Lucas only has one cochlear implant, but will be getting one tomorrow, just like his bear friend, Graeme.
I can't believe this day has finally come. It's been an emotionally rough week for me leading up to this point. For every good reason I can give you for getting the second implant, I can give you a good reason for not.
What it comes down to is this. We want the very, very best for our son. We want him to hear the very best that he can, to make the rest of his life easier for him. We don't want to ask ourselves for the rest of our lives, "what if...?" If we're going to do, it has to be now. So, here we go. I can't wait until it's over. Please pray for an uneventful day, strong, steady surgeon hands, and a quick recovery.
Lucas will be a bilateral bionic boy tomorrow. Wow.
Lucas is not thriving right now just because he got a cochlear implant. His access to any sound at all is made possible solely through the miracle of the cochlear implant, but his ability to discriminate that sound and mimic what he hears through speech is all thanks to the hours upon hours of therapy he has participated in.

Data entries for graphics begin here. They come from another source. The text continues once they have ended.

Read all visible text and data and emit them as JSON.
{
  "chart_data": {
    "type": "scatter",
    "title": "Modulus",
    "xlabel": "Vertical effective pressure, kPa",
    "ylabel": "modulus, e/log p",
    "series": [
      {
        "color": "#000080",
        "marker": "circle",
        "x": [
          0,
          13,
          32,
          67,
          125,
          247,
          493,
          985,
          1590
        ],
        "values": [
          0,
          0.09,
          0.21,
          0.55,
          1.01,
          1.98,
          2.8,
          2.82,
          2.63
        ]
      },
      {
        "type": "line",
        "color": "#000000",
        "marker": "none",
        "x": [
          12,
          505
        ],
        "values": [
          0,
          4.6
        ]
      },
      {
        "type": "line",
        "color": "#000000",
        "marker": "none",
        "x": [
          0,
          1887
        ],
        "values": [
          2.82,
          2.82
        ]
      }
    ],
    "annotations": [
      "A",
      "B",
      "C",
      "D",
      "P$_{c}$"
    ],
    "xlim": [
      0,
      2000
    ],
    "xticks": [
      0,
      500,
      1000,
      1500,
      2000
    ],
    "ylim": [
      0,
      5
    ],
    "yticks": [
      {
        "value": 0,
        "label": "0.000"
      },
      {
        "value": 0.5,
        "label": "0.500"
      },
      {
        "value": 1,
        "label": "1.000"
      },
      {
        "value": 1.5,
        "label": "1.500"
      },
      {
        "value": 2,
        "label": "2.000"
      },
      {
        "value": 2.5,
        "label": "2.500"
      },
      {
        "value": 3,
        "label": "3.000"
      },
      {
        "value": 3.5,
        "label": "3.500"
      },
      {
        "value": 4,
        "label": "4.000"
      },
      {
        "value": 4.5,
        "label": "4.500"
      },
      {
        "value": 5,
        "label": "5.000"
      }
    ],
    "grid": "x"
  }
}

Last year I was asked to be my school district's United Way representative, because Lucas receives services from United Way funded agencies. I was thrilled to share his story, and share the miracle of the cochlear implant. I wanted to show people that deaf children really can listen and speak, and what early identification and aggressive intervention does for young children. Lucas accompanied me to many district faculty meetings, but couldn't come to all, so I made this video to chronicle his journey.
Our local United Way agency caught wind of this video and asked if Lucas could be the star of this year's campaign video. We were really happy to continue to share his story with an even broader audience this year - the whole county. It's been really fun meeting strangers who recognize Lucas, and hearing from friends who have seen Lucas's video. One friend in another school district told me that they exceeded their donation goal for this year, thanks in part to Lucas's story.
Lucas is my miracle baby. He is an inspiration. He has changed my life. I hope his story touches yours.
Lucas went trick-or-treating for the first time Friday night. Yes, I said Friday night. For some reason, our county decided to trick-or-treat on Friday night because Halloween fell on a Sunday. We went with it! The last 2 years, we just dressed Lucas up and gave out candy. This year, we went door to door in our little cul-de-sac. It was perfect for a little guy. He seriously had a blast. He would scuttle up to the door, ring the doorbell (if he could), and say, "knock, knock, trick or treat." He got to go with his cousin, Ryan, too. They were quite the duo.
Lucas was born with profound bilateral sensorineural hearing loss to two hearing parents. He wore hearing aids starting at 3 months, but he got no benefit from them, as we soon found out. He received a cochlear implant in his right ear 3 days after his first birthday. His second ear was implanted 1 month before his third birthday. Cochlear implants have changed Lucas's life immensely. This site was developed to chronicle his life and progress learning to listen and speak!